De nos jours, à combien se chiffrent ces têtes valides et valables, surtout que les raisons qui les ont poussés à l’exode se sont plutôt accentuées, sinon détériorées depuis? En 2007, des statistiques ont affirmé que ces chiffres ont triplé, voire quadruplé.
Toujours est -il qu’en attendant…

Certains d’entre eux transmettent leur savoir dans les plus grands collèges et universités du monde. D’autres officient dans de hauts “temples“ du savoir tels que la NASA ou les grands laboratoires de recherche. A l’instar du navigateur inter-planétaire, notre savant compatriote Cheick Modibo Diarra qui, dit-on, aurait pris son thé… sur la planète Mars.

L’initiateur de PATHFINDER n’est pourtant pas le seul Malien, ni le seul Africain, à mettre ses dons et connaissances intellectuels au service de pays étrangers. Mieux, Cheick Modibo Diarra a au moins eu le mérite, sinon l’intelligence, de rentrer dans son pays pour se mettre au service de ses compatriotes.

Ce qui n’a pas toujours été (et n’est pas encore) le cas, pour des milliers d’autres intellectuels maliens et africains qui ne comptent ni même ne songent à retourner au bercail. Aussi, ces désertions de “têtes” précieuses se font au grand dam, sinon à la grande perte, des pays africains.

Cette expatriation des cerveaux -qui n’en finit pourtant pas de se poursuivre- avait commencé au
moment où les universités et les grands établissements scolaires africains se trouvaient au plus mal: pénurie d’argent, manque ou insuffisance d’infrastructures d’accueil, de logistiques adéquates, de matériels didactiques, de personnels qualifiés…
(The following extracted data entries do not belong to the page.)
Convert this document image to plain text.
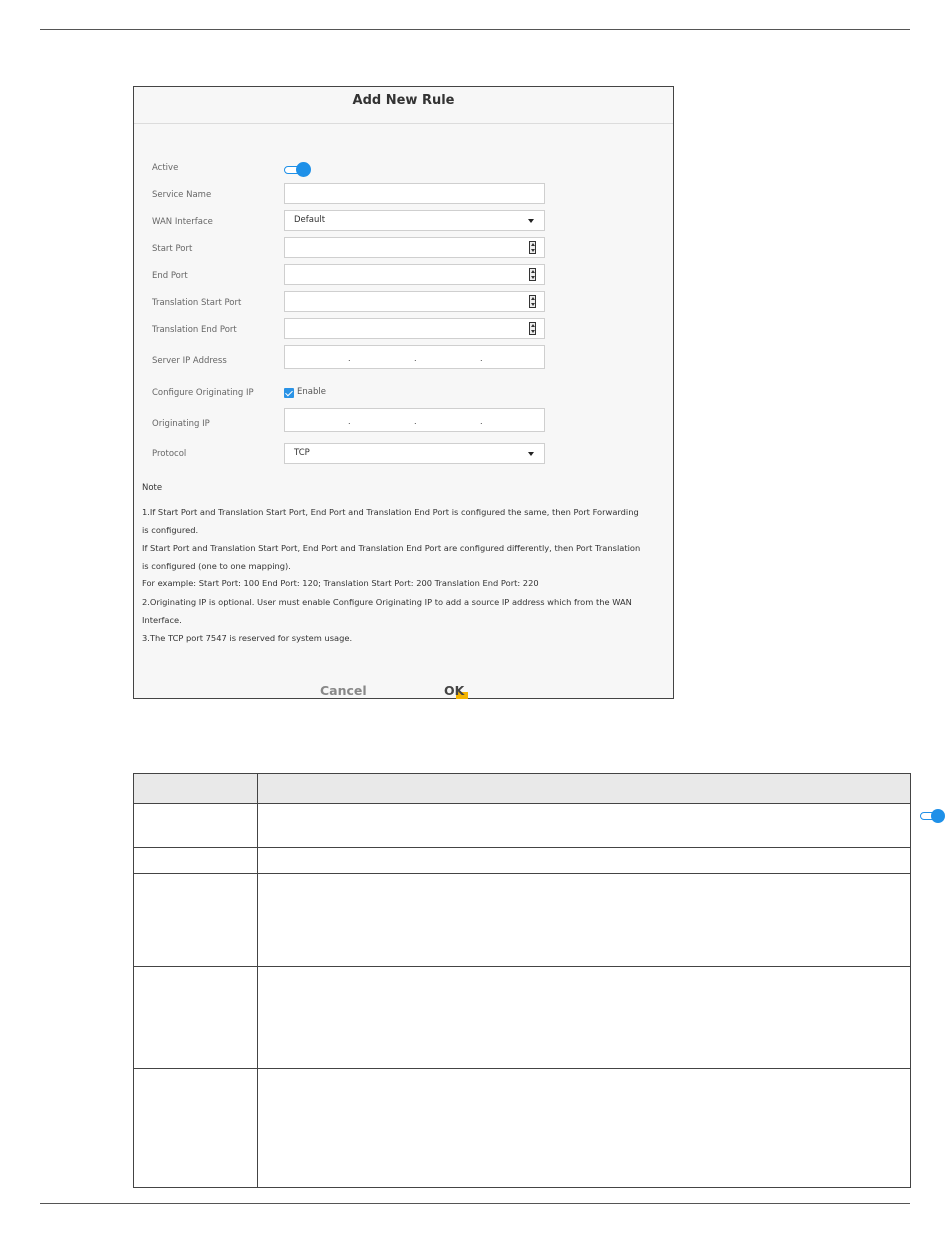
Add New Rule
Active
Service Name
WAN Interface	Default
Start Port
End Port
Translation Start Port
Translation End Port
Server IP Address	.	.	.
Configure Originating IP	Enable
Originating IP	.	.	.
Protocol	TCP
Note
1.If Start Port and Translation Start Port, End Port and Translation End Port is configured the same, then Port Forwarding
is configured.
If Start Port and Translation Start Port, End Port and Translation End Port are configured differently, then Port Translation
is configured (one to one mapping).
For example: Start Port: 100 End Port: 120; Translation Start Port: 200 Translation End Port: 220
2.Originating IP is optional. User must enable Configure Originating IP to add a source IP address which from the WAN
Interface.
3.The TCP port 7547 is reserved for system usage.
Cancel	OK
La dure et désolante réalité, c’est que cette situation n’a guère changé, ou si peu. L’autre réalité, c’est qu’en dépit de sa bonne foi ou sa disposition, il serait difficile, pour un intellectuel africain ambitieux, de pouser le patriotisme jusqu’à consentir à se faire rémunérer en dessous de son niveau ou de sa valeur.

C’est là une des raisons fondamentales qui motivent la fuite de ces centaines de milliers d’intellectuels africains dissémnés aux quatre coins du monde. Et c’est pourquoi un gros problème se pose, quant à leur retour au pays. Si les Etats africains aspirent donc au retour de… « ces brebis ni égarées, ni galeuses” (comme disait un intellectuel expatrié), ils doivent nécessairement se résoudre à délier les cordons de la bourse, quitte à se doter des voies et moyens, pour ce faire.
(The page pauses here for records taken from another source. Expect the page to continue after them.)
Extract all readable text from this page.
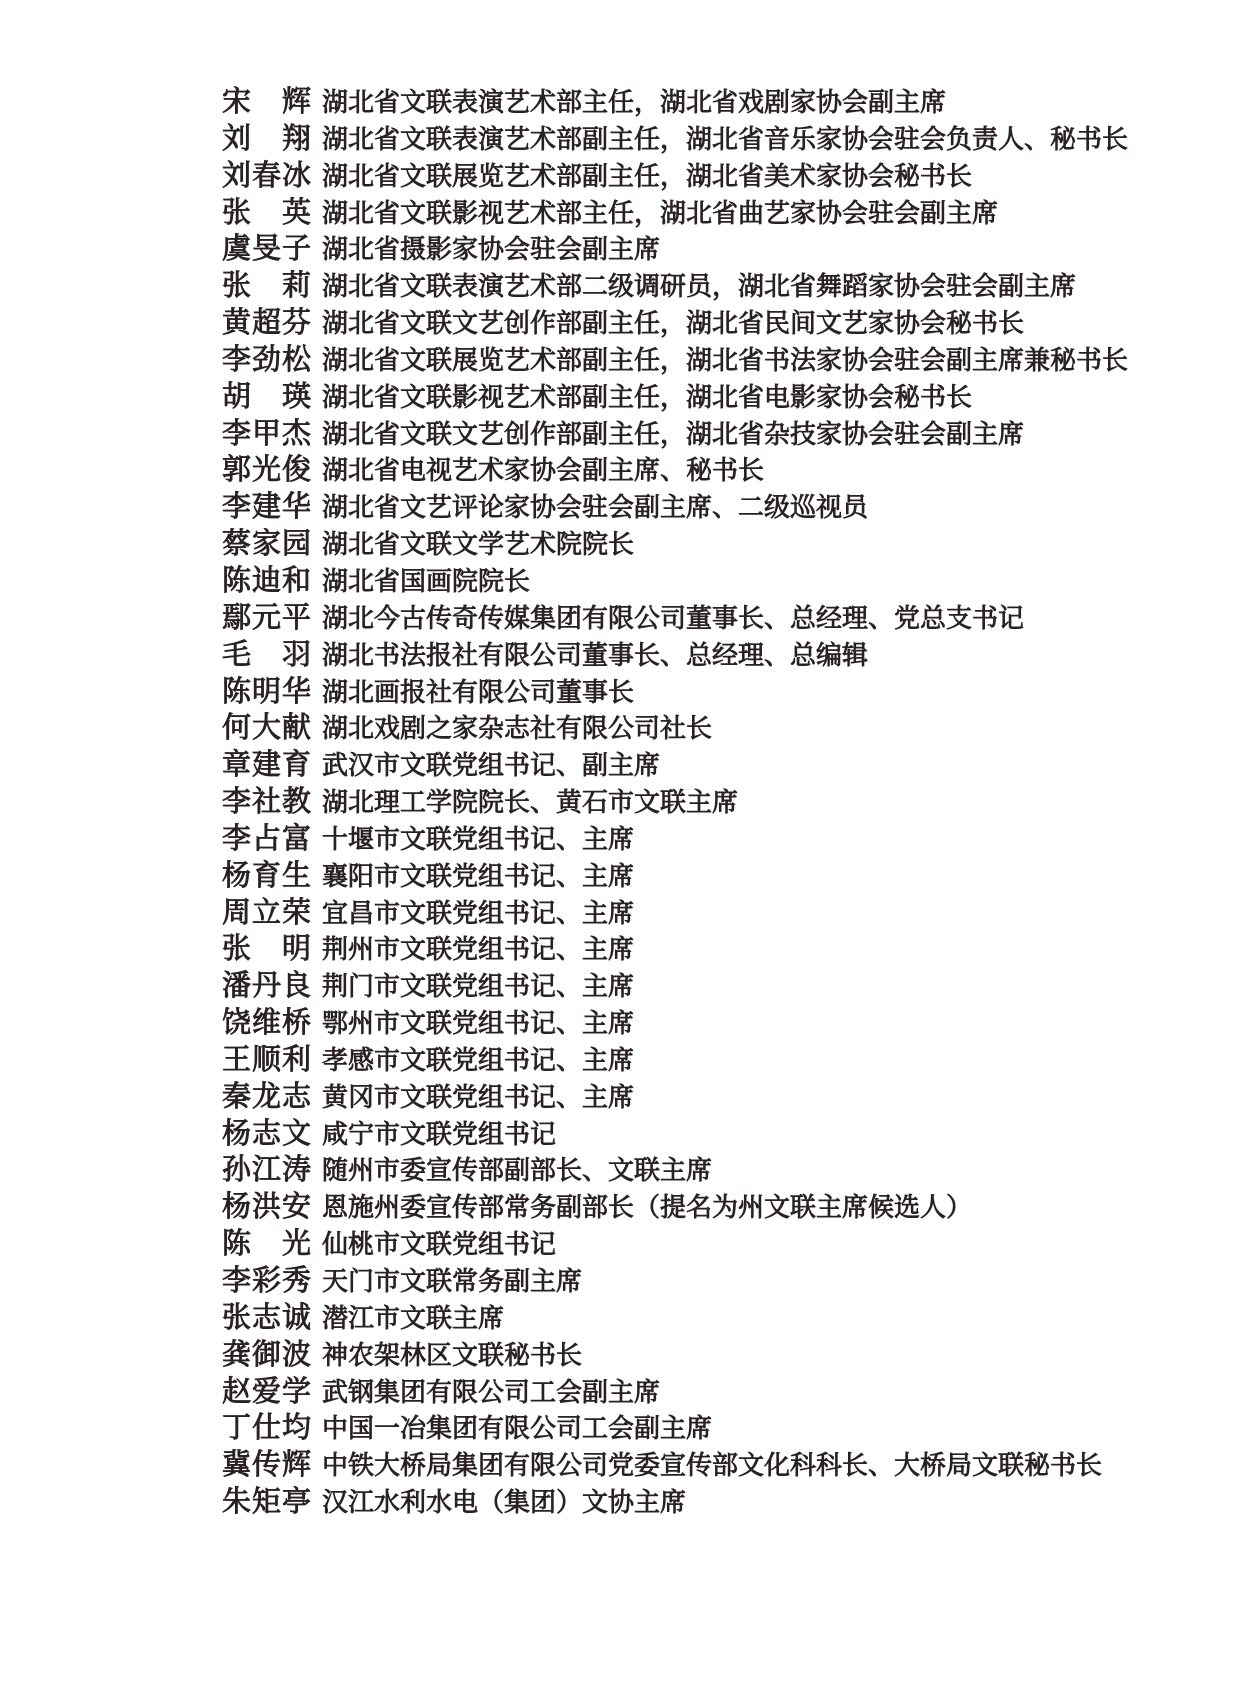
宋　辉 湖北省文联表演艺术部主任，湖北省戏剧家协会副主席
刘　翔 湖北省文联表演艺术部副主任，湖北省音乐家协会驻会负责人、秘书长
刘春冰 湖北省文联展览艺术部副主任，湖北省美术家协会秘书长
张　英 湖北省文联影视艺术部主任，湖北省曲艺家协会驻会副主席
虞旻子 湖北省摄影家协会驻会副主席
张　莉 湖北省文联表演艺术部二级调研员，湖北省舞蹈家协会驻会副主席
黄超芬 湖北省文联文艺创作部副主任，湖北省民间文艺家协会秘书长
李劲松 湖北省文联展览艺术部副主任，湖北省书法家协会驻会副主席兼秘书长
胡　瑛 湖北省文联影视艺术部副主任，湖北省电影家协会秘书长
李甲杰 湖北省文联文艺创作部副主任，湖北省杂技家协会驻会副主席
郭光俊 湖北省电视艺术家协会副主席、秘书长
李建华 湖北省文艺评论家协会驻会副主席、二级巡视员
蔡家园 湖北省文联文学艺术院院长
陈迪和 湖北省国画院院长
鄢元平 湖北今古传奇传媒集团有限公司董事长、总经理、党总支书记
毛　羽 湖北书法报社有限公司董事长、总经理、总编辑
陈明华 湖北画报社有限公司董事长
何大献 湖北戏剧之家杂志社有限公司社长
章建育 武汉市文联党组书记、副主席
李社教 湖北理工学院院长、黄石市文联主席
李占富 十堰市文联党组书记、主席
杨育生 襄阳市文联党组书记、主席
周立荣 宜昌市文联党组书记、主席
张　明 荆州市文联党组书记、主席
潘丹良 荆门市文联党组书记、主席
饶维桥 鄂州市文联党组书记、主席
王顺利 孝感市文联党组书记、主席
秦龙志 黄冈市文联党组书记、主席
杨志文 咸宁市文联党组书记
孙江涛 随州市委宣传部副部长、文联主席
杨洪安 恩施州委宣传部常务副部长（提名为州文联主席候选人）
陈　光 仙桃市文联党组书记
李彩秀 天门市文联常务副主席
张志诚 潜江市文联主席
龚御波 神农架林区文联秘书长
赵爱学 武钢集团有限公司工会副主席
丁仕均 中国一冶集团有限公司工会副主席
冀传辉 中铁大桥局集团有限公司党委宣传部文化科科长、大桥局文联秘书长
朱矩亭 汉江水利水电（集团）文协主席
Or, pour qu’on en arrive là, il faudrait non
seulement que les caisses étatiques puissent supporter les dépenses supplémentaires afférentes à la rémunération et au traitement financiers de ces “revenants”, mais aussi l’application d’une politique porteuse, pour leur réinsertion sociale.

Les pays africains peuvent-ils se résoudre à cela, quand on sait qu’à l’extérieur, ces cerveaux sont de loin plus à l’aise, sur le plan du traitement?… Quoi qu’il en soit, à l’aube du troisième millénaire, seuls les pays disposant d’un système éducatif performant domineront le reste du monde, et sans conteste.